Brodkey extends participation in democracy beyond mere voting in "periodically held elections," and presents writing as another, more powerful way to participate. As agents with the skills to express ourselves through writing, we have the ability to influence the practice of democracy in our cities, towns, neighborhoods, and country. She states:
If composition can be said to abet the middle-class illusions of meritocracy, then the deregulation of writing is about replacing that empty promise with pedagogy that honors the First Amendment by teaching students that freedom of speech is meaningful only if the citizenry is literate. Not just functionally literate. Literate. Not just fluent. Literate. Literacy is attitude, entitlement, the entitlement that middle-class privilege masks in prescriptions but that writing lays bare in the sheer force of the desire to see and to get readers to see what can be seen from where the writer stands. (p. 72)
In Part Three, "Presentations," Brodkey focuses on a specific period of her career when she taught at the University of Texas. There she came face to face with the forces of "common sense," which all too often in an intellectual debate are reactionary in origin and effect. Brodkey describes and documents examples of opposition to multiculturalism from the administration and faculty at the university surrounding the composition curriculum, "Writing Across Difference." Having played a key role in the development of this rejuvenated curriculum for the introductory course, "English 306: Rhetoric and Composition," she was also at the center of the controversy when powerful forces led by key faculty and high-ranking university administrators dismantled attempts to implement this curriculum. She quotes the university president, William Cunningham:
Multiculturalism has become a code term for some people, signaling efforts to politicize the curriculum by promoting a particular ideology.

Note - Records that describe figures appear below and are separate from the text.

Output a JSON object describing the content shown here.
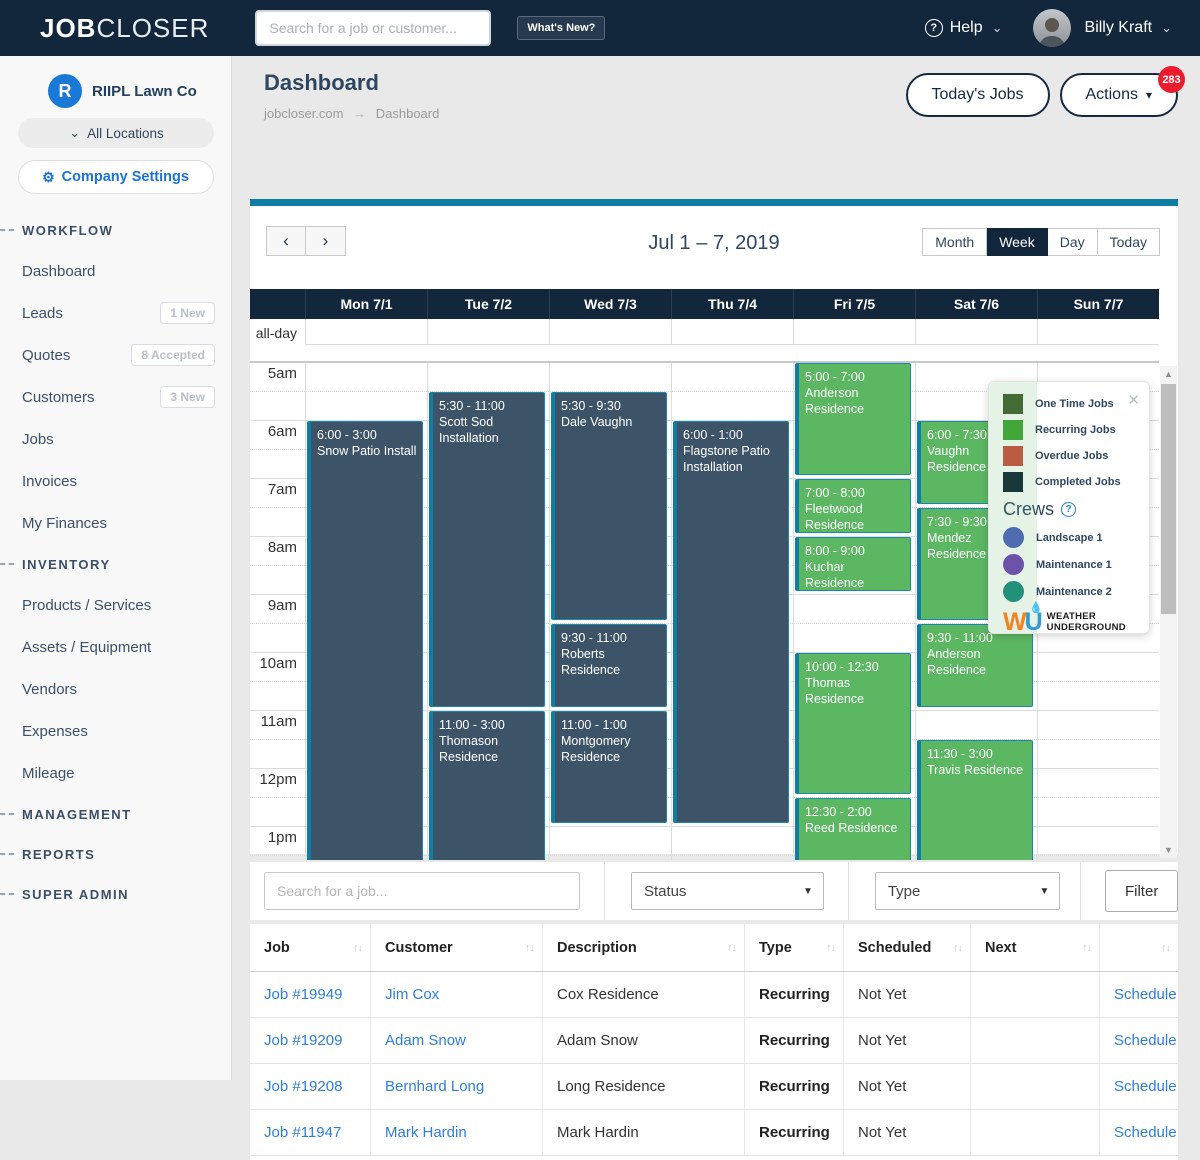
{
  "navbar": {
    "logo_bold": "JOB",
    "logo_light": "CLOSER",
    "search_placeholder": "Search for a job or customer...",
    "whats_new": "What's New?",
    "help": "Help",
    "user": "Billy Kraft"
  },
  "sidebar": {
    "company_initial": "R",
    "company": "RIIPL Lawn Co",
    "locations": "All Locations",
    "settings": "Company Settings",
    "sections": [
      {
        "label": "WORKFLOW",
        "items": [
          {
            "label": "Dashboard",
            "badge": ""
          },
          {
            "label": "Leads",
            "badge": "1 New"
          },
          {
            "label": "Quotes",
            "badge": "8 Accepted"
          },
          {
            "label": "Customers",
            "badge": "3 New"
          },
          {
            "label": "Jobs",
            "badge": ""
          },
          {
            "label": "Invoices",
            "badge": ""
          },
          {
            "label": "My Finances",
            "badge": ""
          }
        ]
      },
      {
        "label": "INVENTORY",
        "items": [
          {
            "label": "Products / Services",
            "badge": ""
          },
          {
            "label": "Assets / Equipment",
            "badge": ""
          },
          {
            "label": "Vendors",
            "badge": ""
          },
          {
            "label": "Expenses",
            "badge": ""
          },
          {
            "label": "Mileage",
            "badge": ""
          }
        ]
      },
      {
        "label": "MANAGEMENT",
        "items": []
      },
      {
        "label": "REPORTS",
        "items": []
      },
      {
        "label": "SUPER ADMIN",
        "items": []
      }
    ]
  },
  "header": {
    "title": "Dashboard",
    "breadcrumb_root": "jobcloser.com",
    "breadcrumb_page": "Dashboard",
    "todays_jobs": "Today's Jobs",
    "actions": "Actions",
    "actions_badge": "283"
  },
  "calendar": {
    "title": "Jul 1 – 7, 2019",
    "views": [
      "Month",
      "Week",
      "Day",
      "Today"
    ],
    "active_view": "Week",
    "all_day_label": "all-day",
    "days": [
      "Mon 7/1",
      "Tue 7/2",
      "Wed 7/3",
      "Thu 7/4",
      "Fri 7/5",
      "Sat 7/6",
      "Sun 7/7"
    ],
    "hours": [
      "5am",
      "6am",
      "7am",
      "8am",
      "9am",
      "10am",
      "11am",
      "12pm",
      "1pm"
    ],
    "events": [
      {
        "day": 0,
        "time": "6:00 - 3:00",
        "title": "Snow Patio Install",
        "start": 6,
        "end": 15,
        "kind": "onetime"
      },
      {
        "day": 1,
        "time": "5:30 - 11:00",
        "title": "Scott Sod Installation",
        "start": 5.5,
        "end": 11,
        "kind": "onetime"
      },
      {
        "day": 1,
        "time": "11:00 - 3:00",
        "title": "Thomason Residence",
        "start": 11,
        "end": 15,
        "kind": "onetime"
      },
      {
        "day": 2,
        "time": "5:30 - 9:30",
        "title": "Dale Vaughn",
        "start": 5.5,
        "end": 9.5,
        "kind": "onetime"
      },
      {
        "day": 2,
        "time": "9:30 - 11:00",
        "title": "Roberts Residence",
        "start": 9.5,
        "end": 11,
        "kind": "onetime"
      },
      {
        "day": 2,
        "time": "11:00 - 1:00",
        "title": "Montgomery Residence",
        "start": 11,
        "end": 13,
        "kind": "onetime"
      },
      {
        "day": 3,
        "time": "6:00 - 1:00",
        "title": "Flagstone Patio Installation",
        "start": 6,
        "end": 13,
        "kind": "onetime"
      },
      {
        "day": 4,
        "time": "5:00 - 7:00",
        "title": "Anderson Residence",
        "start": 5,
        "end": 7,
        "kind": "recurring"
      },
      {
        "day": 4,
        "time": "7:00 - 8:00",
        "title": "Fleetwood Residence",
        "start": 7,
        "end": 8,
        "kind": "recurring"
      },
      {
        "day": 4,
        "time": "8:00 - 9:00",
        "title": "Kuchar Residence",
        "start": 8,
        "end": 9,
        "kind": "recurring"
      },
      {
        "day": 4,
        "time": "10:00 - 12:30",
        "title": "Thomas Residence",
        "start": 10,
        "end": 12.5,
        "kind": "recurring"
      },
      {
        "day": 4,
        "time": "12:30 - 2:00",
        "title": "Reed Residence",
        "start": 12.5,
        "end": 14,
        "kind": "recurring"
      },
      {
        "day": 5,
        "time": "6:00 - 7:30",
        "title": "Vaughn Residence",
        "start": 6,
        "end": 7.5,
        "kind": "recurring"
      },
      {
        "day": 5,
        "time": "7:30 - 9:30",
        "title": "Mendez Residence",
        "start": 7.5,
        "end": 9.5,
        "kind": "recurring"
      },
      {
        "day": 5,
        "time": "9:30 - 11:00",
        "title": "Anderson Residence",
        "start": 9.5,
        "end": 11,
        "kind": "recurring"
      },
      {
        "day": 5,
        "time": "11:30 - 3:00",
        "title": "Travis Residence",
        "start": 11.5,
        "end": 15,
        "kind": "recurring"
      }
    ]
  },
  "legend": {
    "job_types": [
      {
        "label": "One Time Jobs",
        "color": "#3e5e2d"
      },
      {
        "label": "Recurring Jobs",
        "color": "#3ea431"
      },
      {
        "label": "Overdue Jobs",
        "color": "#cd4c3c"
      },
      {
        "label": "Completed Jobs",
        "color": "#0d2133"
      }
    ],
    "crews_title": "Crews",
    "crews": [
      {
        "label": "Landscape 1",
        "color": "#4a5fc1"
      },
      {
        "label": "Maintenance 1",
        "color": "#7040b8"
      },
      {
        "label": "Maintenance 2",
        "color": "#17897f"
      }
    ],
    "wu_letter_w": "W",
    "wu_letter_u": "U",
    "wu_line1": "WEATHER",
    "wu_line2": "UNDERGROUND"
  },
  "filters": {
    "search_placeholder": "Search for a job...",
    "status": "Status",
    "type": "Type",
    "filter": "Filter"
  },
  "table": {
    "columns": [
      "Job",
      "Customer",
      "Description",
      "Type",
      "Scheduled",
      "Next",
      ""
    ],
    "rows": [
      {
        "job": "Job #19949",
        "customer": "Jim Cox",
        "description": "Cox Residence",
        "type": "Recurring",
        "scheduled": "Not Yet",
        "next": "",
        "action": "Schedule"
      },
      {
        "job": "Job #19209",
        "customer": "Adam Snow",
        "description": "Adam Snow",
        "type": "Recurring",
        "scheduled": "Not Yet",
        "next": "",
        "action": "Schedule"
      },
      {
        "job": "Job #19208",
        "customer": "Bernhard Long",
        "description": "Long Residence",
        "type": "Recurring",
        "scheduled": "Not Yet",
        "next": "",
        "action": "Schedule"
      },
      {
        "job": "Job #11947",
        "customer": "Mark Hardin",
        "description": "Mark Hardin",
        "type": "Recurring",
        "scheduled": "Not Yet",
        "next": "",
        "action": "Schedule"
      }
    ]
  },
  "colors": {
    "navbar": "#13273c",
    "accent_teal": "#0f7ca3",
    "event_onetime": "#3d5468",
    "event_recurring": "#5cb763",
    "badge_red": "#ec1c2e",
    "link_blue": "#2e7fd6"
  }
}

We must not, and we will not permit such developments. (p. 183)
Her struggles at UT were a turning point in her career. She states in the introduction to Part Three:
The four unpublished papers presented at CCCC [Conference on College Composition and Communication] and the two lectures that complete this section were written after the University of Texas summarily scuttled the syllabus entitled "Writing about Difference" [for the composition course, English 306]. For a couple of years, no matter what the topic of my paper, most of the questions at the annual conference were about what happened at Texas. (p. 156)
Although not all her work during this period directly addresses the issues surrounding the English curriculum revamping efforts, it reflects what she calls "the heat of negative publicity" and the "chilly aftermath of administrative censure" (p. 157). The chapters in Part Three show the honesty, earnestness, and intellectual toughness with which she approached her work.
In Part Four, "Teaching," Brodkey begins by addressing the issues raised by the "Writing about Difference" curriculum. The first essay includes the controversial curriculum outline, and the second, coauthored with one of her former graduate students, Richard Penticoff, centers on this curriculum. She concludes with five essays authored independently by five of her graduate students from her course "Ethnographies of Literacy." Brodkey ends where she began because, as she states in her introduction, "the quality of my teaching is ultimately in the writing [my] students do" (p. ix). By concluding her book with these essays, we are left with what Brodkey most prizes as a hallmark of her accomplishment as a teacher — her students "writing to be read."